Bronchitis vs. Pneumonia
This is the distinction that matters most, because pneumonia requires different treatment. Both cause cough, mucus, and fatigue, but pneumonia is an infection of the lung tissue itself rather than just the airways. Several signs point toward pneumonia rather than bronchitis:
- High fever. A temperature above 100.4°F (38°C) is more concerning. Bronchitis usually causes only a mild fever.
- Fast heart rate. A resting heart rate above 100 beats per minute suggests something beyond simple bronchitis.
- Rapid breathing. Breathing faster than 24 breaths per minute at rest is a red flag.
- Sudden onset of shaking chills and chest pain. Bacterial pneumonia in particular tends to hit hard and fast, with intense chills and sharp pain when breathing deeply.
- Bloody or rust-colored sputum. While bronchitis can occasionally produce blood-streaked mucus, thick rusty or pinkish sputum is more characteristic of pneumonia.
If none of those features are present, your doctor likely won’t need a chest X-ray, because the probability of pneumonia is low enough to rule it out based on symptoms alone.
How Bronchitis Is Diagnosed
There’s no single test for bronchitis. Doctors primarily diagnose it based on your symptoms, how long you’ve been coughing, and what they hear through a stethoscope. Inflamed bronchial tubes produce characteristic sounds: low-pitched rumbling noises called rhonchi (caused by mucus moving through the airways) and high-pitched whistling sounds from narrowed passages. These sounds often shift or clear temporarily when you cough.
In some cases, your doctor may order additional tests. A chest X-ray helps rule out pneumonia, especially if you’re a current or former smoker. A sputum test can check for specific infections or allergies. If your doctor suspects asthma or chronic bronchitis rather than a one-time episode, you may be asked to blow into a spirometer, a device that measures how much air your lungs can hold and how quickly you can push it out.
Acute vs. Chronic Bronchitis
Acute bronchitis is what most people mean when they say “bronchitis.” It’s a single episode, almost always triggered by a viral infection, and it resolves on its own within a few weeks. Chronic bronchitis is a different condition entirely. It’s defined as a productive cough lasting at least three months per year for two consecutive years, with no other explanation for the cough. Chronic bronchitis is a form of chronic obstructive pulmonary disease (COPD) and is strongly linked to smoking or long-term exposure to air pollutants.
If your cough keeps returning season after season, or if you’ve been coughing up mucus for months without a clear cold or infection, that pattern fits chronic bronchitis rather than a series of acute episodes.
Bronchitis in Children
Children develop bronchitis with similar symptoms to adults, but a few differences are worth noting. Kids are more likely to vomit or gag from intense coughing fits.
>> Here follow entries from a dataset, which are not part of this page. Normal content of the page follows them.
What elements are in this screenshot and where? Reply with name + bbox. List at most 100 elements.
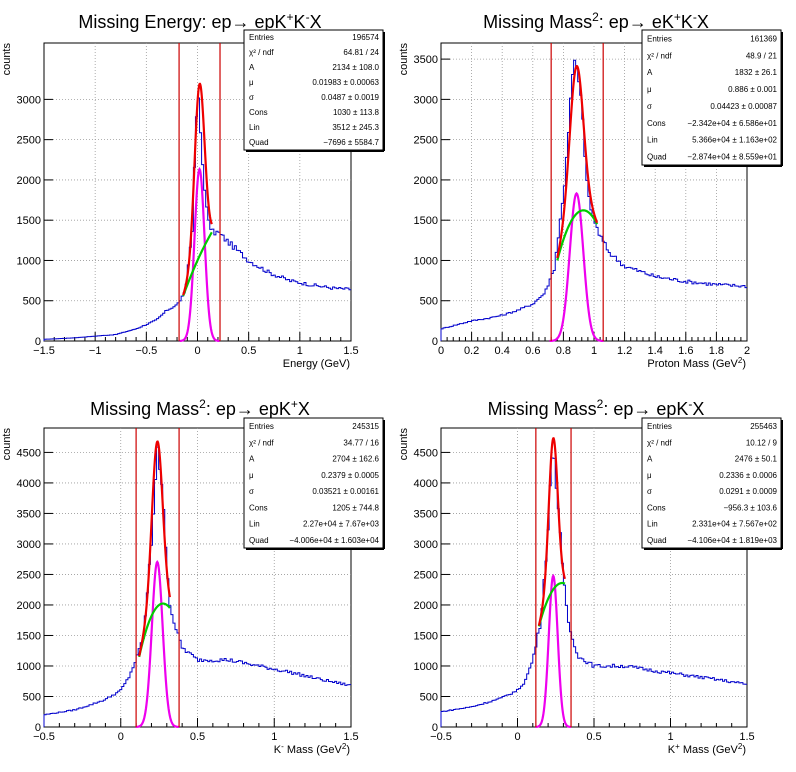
- chart-title: Missing Energy: ep→ epK+K-X: [78, 10, 321, 32]
- stats-label: χ² / ndf: [249, 438, 274, 447]
- x-tick-label: 0.4: [495, 345, 510, 357]
- x-tick-label: 0.2: [464, 345, 479, 357]
- stats-label: Entries: [647, 34, 672, 43]
- y-tick-label: 500: [420, 296, 438, 308]
- stats-value: 245315: [352, 422, 379, 431]
- histogram-series: [440, 457, 747, 727]
- y-tick-label: 1500: [17, 630, 41, 642]
- stats-value: −956.3 ± 103.6: [723, 503, 777, 512]
- x-tick-label: 1: [591, 345, 597, 357]
- stats-label: Lin: [249, 520, 260, 529]
- stats-value: 2.27e+04 ± 7.67e+03: [303, 520, 380, 529]
- y-tick-label: 3500: [17, 508, 41, 520]
- stats-value: 0.2336 ± 0.0006: [719, 471, 777, 480]
- stats-value: 0.04423 ± 0.00087: [710, 102, 777, 111]
- stats-label: Lin: [647, 520, 658, 529]
- stats-label: A: [647, 455, 653, 464]
- stats-value: 2476 ± 50.1: [735, 455, 778, 464]
- fit-stats-box: Entries 255463 χ² / ndf 10.12 / 9 A 2476 ± 50…: [641, 417, 783, 550]
- stats-label: Lin: [249, 123, 260, 132]
- stats-value: 2704 ± 162.6: [332, 455, 379, 464]
- chart-panel-1: −1.5 −1 −0.5 0 0.5 1 1.5 0 500 1000 1500 2000 2500 30…: [1, 10, 385, 370]
- y-axis-label: counts: [1, 43, 13, 76]
- fit-stats-box: Entries 196574 χ² / ndf 64.81 / 24 A 2134 ± 1…: [243, 29, 385, 152]
- y-tick-label: 2500: [17, 135, 41, 147]
- x-tick-label: 1.8: [709, 345, 724, 357]
- stats-value: 255463: [750, 422, 777, 431]
- stats-label: σ: [647, 102, 652, 111]
- stats-value: 1832 ± 26.1: [735, 68, 778, 77]
- background-quadratic-curve: [138, 602, 171, 658]
- stats-label: Cons: [249, 108, 268, 117]
- y-tick-label: 0: [35, 336, 41, 348]
- chart-title: Missing Mass2: ep→ eK+K-X: [483, 10, 709, 32]
- y-tick-label: 3500: [414, 508, 438, 520]
- y-tick-label: 1000: [414, 255, 438, 267]
- y-tick-label: 3000: [414, 539, 438, 551]
- x-tick-label: 1: [271, 731, 277, 743]
- background-quadratic-curve: [556, 209, 599, 261]
- x-tick-label: 1.5: [739, 731, 754, 743]
- y-tick-label: 1500: [414, 630, 438, 642]
- stats-label: Entries: [249, 33, 274, 42]
- y-tick-label: 1500: [414, 215, 438, 227]
- chart-panel-4: −0.5 0 0.5 1 1.50500100015002000250030003500…: [398, 397, 783, 756]
- y-tick-label: 2000: [414, 600, 438, 612]
- stats-label: μ: [647, 471, 652, 480]
- y-tick-label: 500: [23, 296, 41, 308]
- y-tick-label: 0: [432, 722, 438, 734]
- y-tick-label: 2500: [17, 569, 41, 581]
- x-tick-label: 0.5: [586, 731, 601, 743]
- total-fit-curve: [556, 64, 599, 259]
- stats-label: σ: [249, 487, 254, 496]
- stats-value: 2134 ± 108.0: [332, 63, 379, 72]
- stats-label: σ: [647, 487, 652, 496]
- stats-box-frame: [641, 29, 782, 166]
- stats-label: χ² / ndf: [647, 51, 672, 60]
- y-tick-label: 1000: [17, 661, 41, 673]
- stats-label: Quad: [647, 153, 667, 162]
- stats-label: μ: [249, 471, 254, 480]
- y-axis-label: counts: [398, 43, 410, 76]
- y-tick-label: 1000: [414, 661, 438, 673]
- stats-label: Cons: [647, 119, 666, 128]
- signal-gaussian-curve: [549, 191, 604, 343]
- total-fit-curve: [537, 436, 566, 626]
- stats-value: 0.01983 ± 0.00063: [312, 78, 379, 87]
- stats-value: 1030 ± 113.8: [333, 108, 380, 117]
- y-tick-label: 2500: [414, 569, 438, 581]
- y-axis-label: counts: [1, 428, 13, 461]
- x-tick-label: 0.5: [241, 345, 256, 357]
- y-axis-label: counts: [398, 428, 410, 461]
- total-fit-curve: [138, 440, 171, 657]
- stats-label: Quad: [249, 536, 269, 545]
- y-tick-label: 4000: [414, 478, 438, 490]
- stats-value: −4.006e+04 ± 1.603e+04: [289, 536, 379, 545]
- stats-label: A: [647, 68, 653, 77]
- signal-gaussian-curve: [535, 573, 572, 729]
- stats-value: −7696 ± 5584.7: [323, 138, 379, 147]
- y-tick-label: 4500: [414, 447, 438, 459]
- stats-label: σ: [249, 93, 254, 102]
- stats-label: Entries: [249, 422, 274, 431]
- y-tick-label: 2000: [17, 600, 41, 612]
- x-tick-label: 1: [667, 731, 673, 743]
- y-tick-label: 4000: [17, 478, 41, 490]
- stats-value: 196574: [352, 33, 379, 42]
- x-tick-label: 0: [118, 731, 124, 743]
- stats-value: −2.874e+04 ± 8.559e+01: [687, 153, 777, 162]
- x-tick-label: −0.5: [33, 731, 55, 743]
- stats-label: Quad: [647, 536, 667, 545]
- stats-value: 10.12 / 9: [746, 438, 778, 447]
- x-tick-label: 0.6: [525, 345, 540, 357]
- stats-value: 48.9 / 21: [746, 51, 778, 60]
- stats-label: Entries: [647, 422, 672, 431]
- histogram-series: [43, 446, 351, 727]
- stats-value: 161369: [750, 34, 777, 43]
- x-tick-label: 1.5: [343, 345, 358, 357]
- x-tick-label: −1: [89, 345, 102, 357]
- stats-value: 0.0487 ± 0.0019: [321, 93, 379, 102]
- stats-value: −2.342e+04 ± 6.586e+01: [687, 119, 777, 128]
- stats-value: 0.0291 ± 0.0009: [719, 487, 777, 496]
- stats-value: 2.331e+04 ± 7.567e+02: [692, 520, 777, 529]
A runny nose often appears before the cough starts by a day or two. Back and muscle pain are common complaints in older children. Symptoms in children typically last 7 to 14 days, though the cough can persist for three to four weeks, just as it does in adults.
Signs That Need Medical Attention
Most bronchitis resolves without treatment, but certain symptoms signal that something more serious may be happening. You should contact a doctor if your cough produces blood, comes with a fever above 100.4°F, or is paired with worsening shortness of breath or wheezing. Pale skin, a bluish tint to your lips or fingernails, trouble concentrating, or unusual lethargy all suggest your body isn’t getting enough oxygen. A cough that persists beyond three weeks also warrants a medical evaluation to rule out pneumonia, asthma, or other conditions.